Viola Desmond‘s name may not ring bells here in the states but for our neighbors to the North, she’s a prominent part of Canada‘s civil rights history. Desmond, whose defiance against racism led to an arrest that was not pardoned until she passed away, will now be the face of Canada’s $10 bill after an unveiling on Thursday (Mar. 8).
The Toronto Star reports:
A new $10 bill featuring Desmond was unveiled by Finance Minister Bill Morneau and Bank of Canada Governor Stephen Poloz.
The purple polymer bill — the first vertically oriented bank note issued in Canada — includes a portrait of Desmond and a historic map of north end Halifax on one side and the Canadian Museum for Human Rights in Winnipeg on the other.
“It was long past time for a bank note to feature an iconic Canadian woman,” Poloz told the large crowd gathered at the Halifax Central Library on International Women’s Day despite a blustery snowstorm and flickering power. “That’s been a goal of mine since I became governor.”
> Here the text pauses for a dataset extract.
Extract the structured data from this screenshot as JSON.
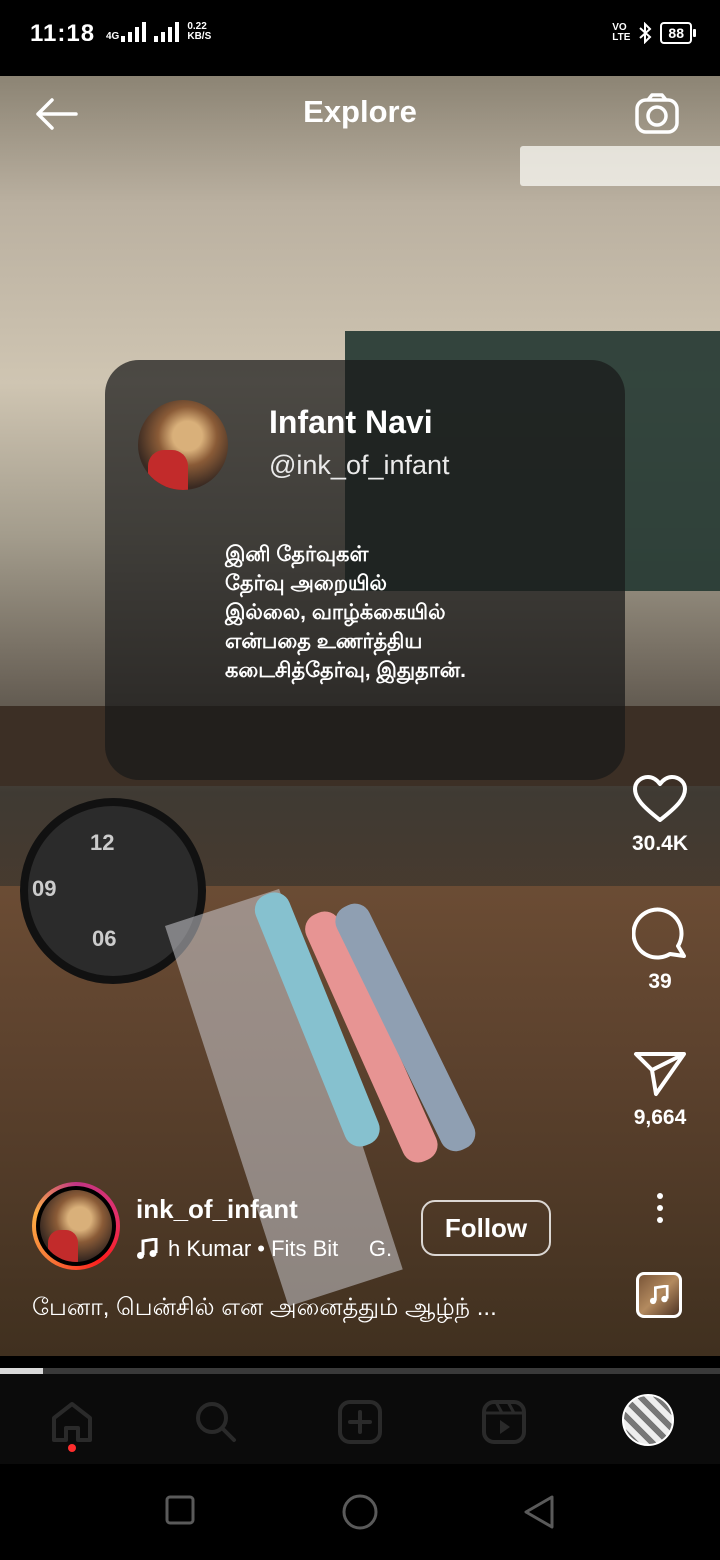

Morneau said the deck was “doubly stacked” against Desmond because of her gender and the colour of her skin. He said she stood up for what she believed in and helped make the country a better place.
For background, in November 1946, Desmond was waiting for her car to be repaired after traveling to New Glasgow. To pass the time, Desmond, a hairdresser and business owner, decided to take in a movie. When she was asked to sit in a Blacks-only balcony section, Desmond refused to move and she was arrested.
A fight in Nova Scotia’s Supreme Court led by the local NAACP was unsuccessful, and the charge hung over Desmond’s head even after her death in 1965. Canada posthumously pardoned Desmond in 2010, and the country has honored her several times over the years since her passing with a stamp and plans to name a park after her.